Forensic in situ investigations, for example for aviation, maritime, road, or rail accidents would benefit from a method
that may allow to distinguish ductile from brittle fractures of metals - as material defects are one of the potential causes
of such accidents. Currently, the gold standard in material studies is represented by scanning electron microscopy
(SEM). However, SEM are large, lab-based systems, therefore in situ measurements are excluded. In addition, they are
expensive and time-consuming. We have approached this problem and propose the use of Optical Coherence
Tomography (OCT) in such investigations in order to overcome these disadvantages of SEM. In this respect, we
demonstrate the capability to perform such fracture analysis by obtaining the topography of metallic surfaces using OCT.
Different materials have been analyzed; in this presentation a sample of low soft carbon steel with the chemical
composition of C 0.2%, Mn 1.15%, S 0.04%, P 0.05 % and Fe for the rest has been considered. An in-house developed
Swept Source (SS) OCT system has been used, and height profiles have been generated for the sample surface. This
profile allowed for concluding that the carbon steel sample was subjected to a ductile fracture. A validation of the OCT
images obtained with a 10 microns resolution has been made with SEM images obtained with a 4 nm resolution.
Although the OCT resolution is much lower than the one of SEM, we thus demonstrate that it is sufficient in order to
obtain clear images of the grains of the metallic materials and thus to distinguish between ductile and brittle fractures.

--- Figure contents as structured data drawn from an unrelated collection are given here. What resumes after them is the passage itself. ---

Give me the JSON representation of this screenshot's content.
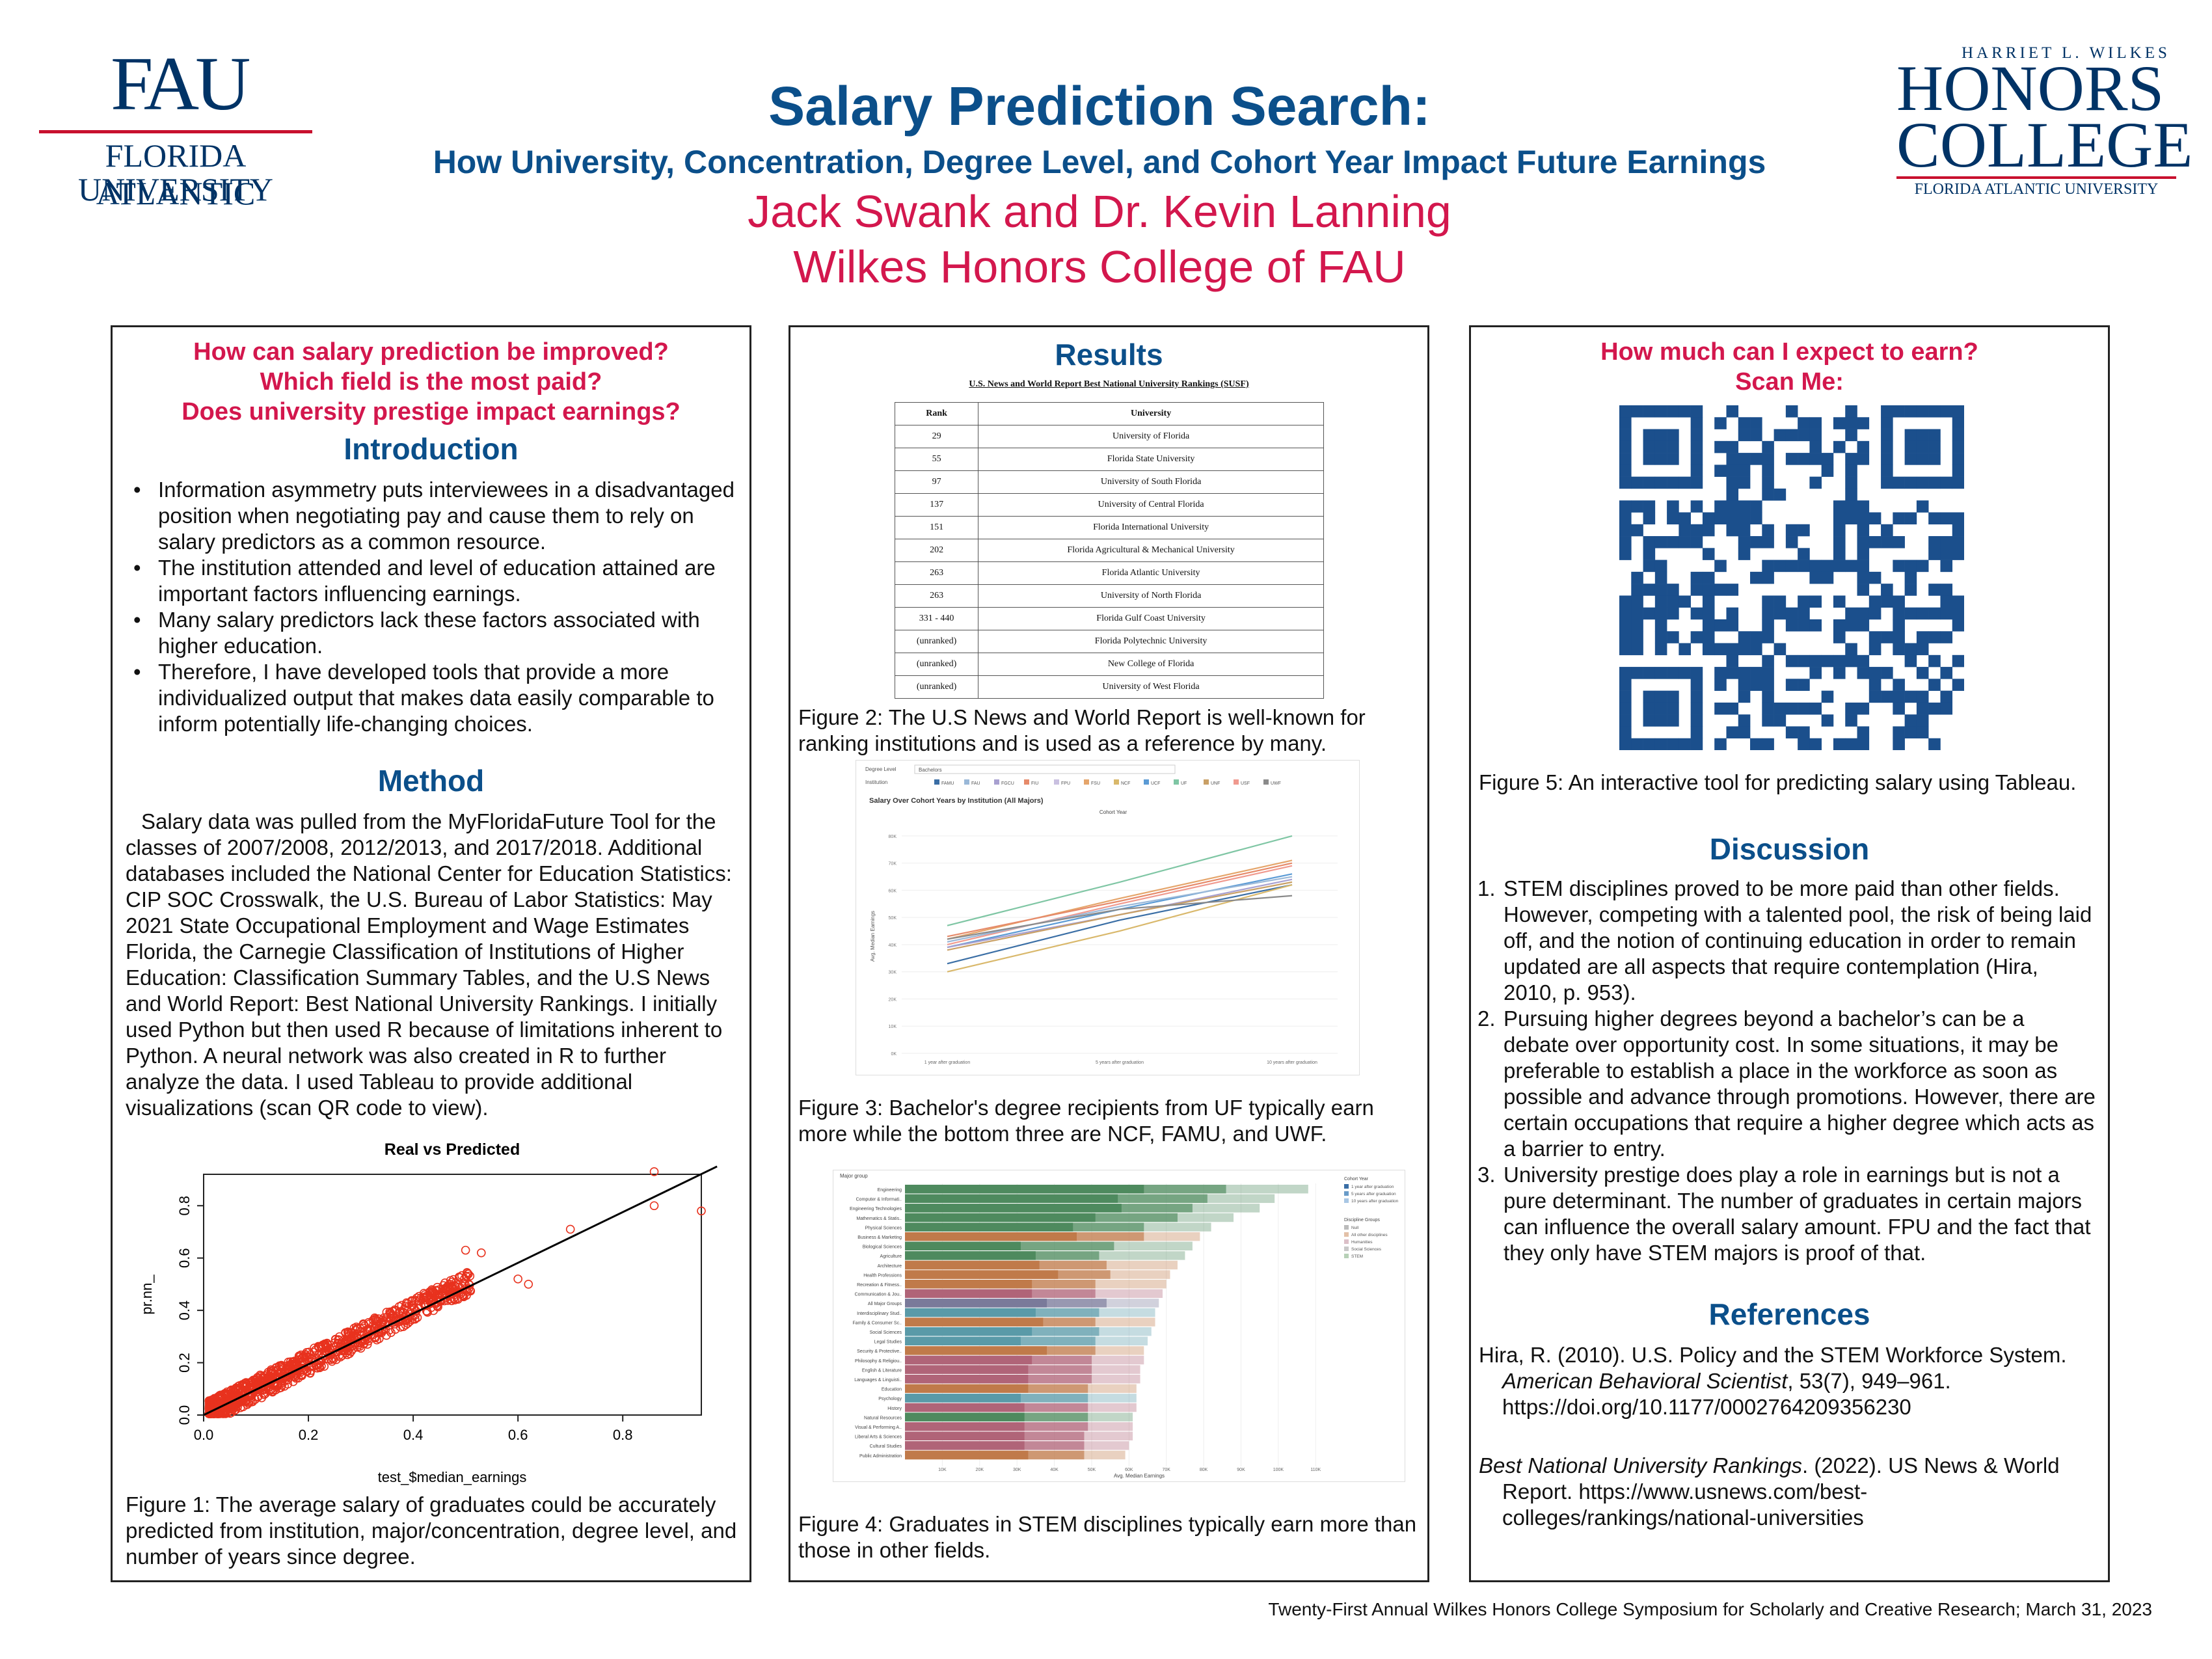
{
  "header": {
    "title": "Salary Prediction Search:",
    "subtitle": "How University, Concentration, Degree Level, and Cohort Year Impact Future Earnings",
    "authors": "Jack Swank and Dr. Kevin Lanning",
    "affiliation": "Wilkes Honors College of FAU"
  },
  "logos": {
    "fau_mark": "FAU",
    "fau_line1": "FLORIDA ATLANTIC",
    "fau_line2": "UNIVERSITY",
    "hc_small": "HARRIET L. WILKES",
    "hc_line1": "HONORS",
    "hc_line2": "COLLEGE",
    "hc_bottom": "FLORIDA ATLANTIC UNIVERSITY"
  },
  "left": {
    "questions": [
      "How can salary prediction be improved?",
      "Which field is the most paid?",
      "Does university prestige impact earnings?"
    ],
    "intro_heading": "Introduction",
    "intro_bullets": [
      "Information asymmetry puts interviewees in a disadvantaged position when negotiating pay and cause them to rely on salary predictors as a common resource.",
      "The institution attended and level of education attained are important factors influencing earnings.",
      "Many salary predictors lack these factors associated with higher education.",
      "Therefore, I have developed tools that provide a more individualized output that makes data easily comparable to inform potentially life-changing choices."
    ],
    "method_heading": "Method",
    "method_text": "Salary data was pulled from the MyFloridaFuture Tool for the classes of 2007/2008, 2012/2013, and 2017/2018. Additional databases included the National Center for Education Statistics: CIP SOC Crosswalk, the U.S. Bureau of Labor Statistics: May 2021 State Occupational Employment and Wage Estimates Florida, the Carnegie Classification of Institutions of Higher Education: Classification Summary Tables, and the U.S News and World Report: Best National University Rankings. I initially used Python but then used R because of limitations inherent to Python. A neural network was also created in R to further analyze the data. I used Tableau to provide additional visualizations (scan QR code to view).",
    "fig1_caption": "Figure 1: The average salary of graduates could be accurately predicted from institution, major/concentration, degree level, and number of years since degree."
  },
  "chart_data": [
    {
      "type": "scatter",
      "title": "Real vs Predicted",
      "xlabel": "test_$median_earnings",
      "ylabel": "pr.nn_",
      "xlim": [
        0.0,
        0.95
      ],
      "ylim": [
        0.0,
        0.92
      ],
      "x_ticks": [
        "0.0",
        "0.2",
        "0.4",
        "0.6",
        "0.8"
      ],
      "y_ticks": [
        "0.0",
        "0.2",
        "0.4",
        "0.6",
        "0.8"
      ],
      "outliers": [
        [
          0.86,
          0.93
        ],
        [
          0.86,
          0.8
        ],
        [
          0.95,
          0.78
        ],
        [
          0.7,
          0.71
        ],
        [
          0.6,
          0.52
        ],
        [
          0.62,
          0.5
        ],
        [
          0.53,
          0.62
        ],
        [
          0.5,
          0.63
        ]
      ],
      "trend_line": {
        "from": [
          0.0,
          0.0
        ],
        "to": [
          0.98,
          0.95
        ]
      }
    },
    {
      "type": "line",
      "title": "Salary Over Cohort Years by Institution (All Majors)",
      "legend_title": "Cohort Year",
      "ylabel": "Avg. Median Earnings",
      "categories": [
        "1 year after graduation",
        "5 years after graduation",
        "10 years after graduation"
      ],
      "y_ticks": [
        "0K",
        "10K",
        "20K",
        "30K",
        "40K",
        "50K",
        "60K",
        "70K",
        "80K"
      ],
      "filters": {
        "degree_label": "Degree Level",
        "degree_value": "Bachelors",
        "institution_label": "Institution"
      },
      "legend": [
        "FAMU",
        "FAU",
        "FGCU",
        "FIU",
        "FPU",
        "FSU",
        "NCF",
        "UCF",
        "UF",
        "UNF",
        "USF",
        "UWF"
      ],
      "series": [
        {
          "name": "UF",
          "color": "#7fc6a4",
          "values": [
            47,
            63,
            80
          ]
        },
        {
          "name": "FSU",
          "color": "#e5a56b",
          "values": [
            42,
            57,
            71
          ]
        },
        {
          "name": "FIU",
          "color": "#e68a6a",
          "values": [
            43,
            56,
            70
          ]
        },
        {
          "name": "USF",
          "color": "#f09a8f",
          "values": [
            40,
            55,
            69
          ]
        },
        {
          "name": "UCF",
          "color": "#5b9bd5",
          "values": [
            39,
            53,
            66
          ]
        },
        {
          "name": "FAU",
          "color": "#9ab8d8",
          "values": [
            41,
            54,
            65
          ]
        },
        {
          "name": "FGCU",
          "color": "#a8a0d0",
          "values": [
            39,
            51,
            64
          ]
        },
        {
          "name": "UNF",
          "color": "#c9a066",
          "values": [
            38,
            51,
            63
          ]
        },
        {
          "name": "FAMU",
          "color": "#3a6ea5",
          "values": [
            33,
            49,
            62
          ]
        },
        {
          "name": "NCF",
          "color": "#d9b86b",
          "values": [
            30,
            45,
            62
          ]
        },
        {
          "name": "UWF",
          "color": "#8a8a8a",
          "values": [
            42,
            53,
            58
          ]
        }
      ]
    },
    {
      "type": "bar",
      "title": "Major group",
      "xlabel": "Avg. Median Earnings",
      "x_ticks": [
        "10K",
        "20K",
        "30K",
        "40K",
        "50K",
        "60K",
        "70K",
        "80K",
        "90K",
        "100K",
        "110K"
      ],
      "legend_cohort_title": "Cohort Year",
      "legend_cohort": [
        "1 year after graduation",
        "5 years after graduation",
        "10 years after graduation"
      ],
      "legend_group_title": "Discipline Groups",
      "legend_groups": [
        "Null",
        "All other disciplines",
        "Humanities",
        "Social Sciences",
        "STEM"
      ],
      "categories": [
        "Engineering",
        "Computer & Informati..",
        "Engineering Technologies",
        "Mathematics & Statis..",
        "Physical Sciences",
        "Business & Marketing",
        "Biological Sciences",
        "Agriculture",
        "Architecture",
        "Health Professions",
        "Recreation & Fitness..",
        "Communication & Jou..",
        "All Major Groups",
        "Interdisciplinary Stud..",
        "Family & Consumer Sc..",
        "Social Sciences",
        "Legal Studies",
        "Security & Protective..",
        "Philosophy & Religiou..",
        "English & Literature",
        "Languages & Linguisti..",
        "Education",
        "Psychology",
        "History",
        "Natural Resources",
        "Visual & Performing A..",
        "Liberal Arts & Sciences",
        "Cultural Studies",
        "Public Administration"
      ],
      "groups": [
        "STEM",
        "STEM",
        "STEM",
        "STEM",
        "STEM",
        "Other",
        "STEM",
        "STEM",
        "Other",
        "Other",
        "Other",
        "Hum",
        "Null",
        "Soc",
        "Other",
        "Soc",
        "Soc",
        "Other",
        "Hum",
        "Hum",
        "Hum",
        "Other",
        "Soc",
        "Hum",
        "STEM",
        "Hum",
        "Hum",
        "Hum",
        "Other"
      ],
      "series": [
        {
          "name": "1 year after graduation",
          "values": [
            64,
            57,
            58,
            51,
            45,
            46,
            31,
            35,
            36,
            41,
            34,
            34,
            38,
            35,
            37,
            34,
            31,
            38,
            34,
            33,
            33,
            33,
            31,
            32,
            32,
            32,
            32,
            32,
            33
          ]
        },
        {
          "name": "5 years after graduation",
          "values": [
            86,
            81,
            77,
            73,
            64,
            64,
            56,
            52,
            54,
            55,
            51,
            51,
            54,
            52,
            51,
            52,
            51,
            51,
            50,
            50,
            50,
            49,
            49,
            49,
            49,
            49,
            48,
            48,
            48
          ]
        },
        {
          "name": "10 years after graduation",
          "values": [
            108,
            99,
            95,
            88,
            82,
            79,
            77,
            75,
            73,
            71,
            70,
            69,
            68,
            67,
            67,
            66,
            65,
            64,
            64,
            63,
            63,
            62,
            62,
            62,
            61,
            61,
            61,
            60,
            59
          ]
        }
      ]
    }
  ],
  "results": {
    "heading": "Results",
    "table_caption": "U.S. News and World Report Best National University Rankings (SUSF)",
    "table_headers": [
      "Rank",
      "University"
    ],
    "table_rows": [
      [
        "29",
        "University of Florida"
      ],
      [
        "55",
        "Florida State University"
      ],
      [
        "97",
        "University of South Florida"
      ],
      [
        "137",
        "University of Central Florida"
      ],
      [
        "151",
        "Florida International University"
      ],
      [
        "202",
        "Florida Agricultural & Mechanical University"
      ],
      [
        "263",
        "Florida Atlantic University"
      ],
      [
        "263",
        "University of North Florida"
      ],
      [
        "331 - 440",
        "Florida Gulf Coast University"
      ],
      [
        "(unranked)",
        "Florida Polytechnic University"
      ],
      [
        "(unranked)",
        "New College of Florida"
      ],
      [
        "(unranked)",
        "University of West Florida"
      ]
    ],
    "fig2_caption": "Figure 2: The U.S News and World Report is well-known for ranking institutions and is used as a reference by many.",
    "fig3_caption": "Figure 3: Bachelor's degree recipients from UF typically earn more while the bottom three are NCF, FAMU, and UWF.",
    "fig4_caption": "Figure 4: Graduates in STEM disciplines typically earn more than those in other fields."
  },
  "right": {
    "question": "How much can I expect to earn?",
    "scan": "Scan Me:",
    "fig5_caption": "Figure 5: An interactive tool for predicting salary using Tableau.",
    "discussion_heading": "Discussion",
    "discussion_items": [
      "STEM disciplines proved to be more paid than other fields. However, competing with a talented pool, the risk of being laid off, and the notion of continuing education in order to remain updated are all aspects that require contemplation (Hira, 2010, p. 953).",
      "Pursuing higher degrees beyond a bachelor’s can be a debate over opportunity cost. In some situations, it may be preferable to establish a place in the workforce as soon as possible and advance through promotions. However, there are certain occupations that require a higher degree which acts as a barrier to entry.",
      "University prestige does play a role in earnings but is not a pure determinant. The number of graduates in certain majors can influence the overall salary amount. FPU and the fact that they only have STEM majors is proof of that."
    ],
    "references_heading": "References",
    "ref1_a": "Hira, R. (2010). U.S. Policy and the STEM Workforce System.",
    "ref1_b": "American Behavioral Scientist",
    "ref1_c": ", 53(7), 949–961.",
    "ref1_d": "https://doi.org/10.1177/0002764209356230",
    "ref2_a": "Best National University Rankings",
    "ref2_b": ". (2022). US News & World",
    "ref2_c": "Report. https://www.usnews.com/best-",
    "ref2_d": "colleges/rankings/national-universities"
  },
  "footer": "Twenty-First Annual Wilkes Honors College Symposium for Scholarly and Creative Research; March 31, 2023",
  "colors": {
    "blue": "#0b4f8a",
    "red": "#d3174d",
    "stem": "#4e8a5e",
    "other": "#c07a4a",
    "hum": "#b06478",
    "soc": "#5a9aa8"
  }
}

This study analysis opens avenues for a range of applications, including: (i) to determine the causes that have generated
pipe ruptures, or structural failures of metallic bridges and buildings, as well as damages of machinery parts; (ii) to
optimize the design of various machinery; (iii) to obtain data regarding the structure of metallic alloys); (iv) to improve
the manufacturing technologies of metallic parts.